Create a Post
cancel
Showing results for 
Search instead for 
Did you mean: 
praveshnayal
Explorer

Site to Site IPSEC VPN

Kindly share info on below.

1. When is user.def file used and what is the use of user.def file in VPN?

2. How to configure Site to Site VPN when the remote end is route based VPN eg. Fortigate?

0 Kudos
Reply
2 Replies
firewall1-gx
Contributor

Greetings,

1. The file user.def.X is a placeholder for user-defined implied rules that can be added by the administrator (in Check Point INSPECT language). For example, specific code for VPN negotiation, allowing/blocking specific traffic, etc. All the changes made to this file are transferred to the managed Security Gateway / Cluster during policy installation.

Tipically you need customize user.def for any VPN issues, more traditional is when after troubleshooting you couldn't specific a network for a peer remote, using user.def you can force that.

2. Check Point support VPN based em Domain and Route based, its depend on your need and your topology. Have in your mind that not always you need to configure a VPN on CP side in route based scheme because peer remote work in route based mode.

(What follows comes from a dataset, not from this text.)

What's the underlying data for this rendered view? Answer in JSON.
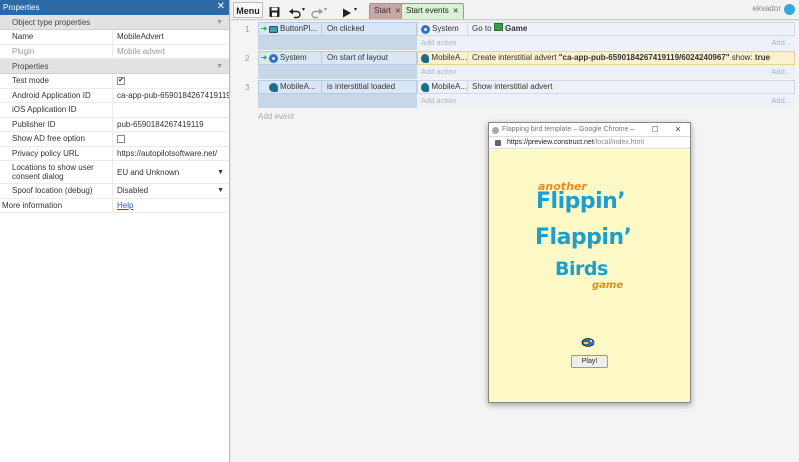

More details you can see in:

Location of 'user.def' files on Security Management Server (checkpoint.com)
Creating customized rules for Check Point Security Gateway - 'user.def' file

Alisson Lima

0 Kudos
Reply
Bob_Zimmerman
Advisor

I strongly recommend against user.def modifications if you can avoid them. They are easy to forget when upgrading the management.

As for a site-to-site VPN with a route-based peer, you just need to get the negotiation to match. I would expect a route-based VPN to negotiate 0.0.0.0/0 to 0.0.0.0/0, but that is not necessarily the case. You can get a Check Point firewall to negotiate 0.0.0.0/0 to 0.0.0.0/0 using the "One tunnel per gateway pair" tunnel management setting in the community. Everything else can be done like any other community-based VPN. If you aren't sure about the negotiation, you can get some samples using IKE debugging (vpn debug ikeon), then viewing the debug log (ike.elg or ikev2.xmll).

You also can set up the VPN as route-based on the Check Point side. This involves creating a VTI on the Check Point firewall and setting the peer object's encryption domain to an empty group. You still need a VPN community, as that is where you set the parameters for phase 1 and phase 2 of the negotiation. The advantage of this method is it allows the firewalls to talk with each other via protocols like OSPF which want to work on an interface. If you aren't using dynamic routing between the two, you generally don't need a VTI.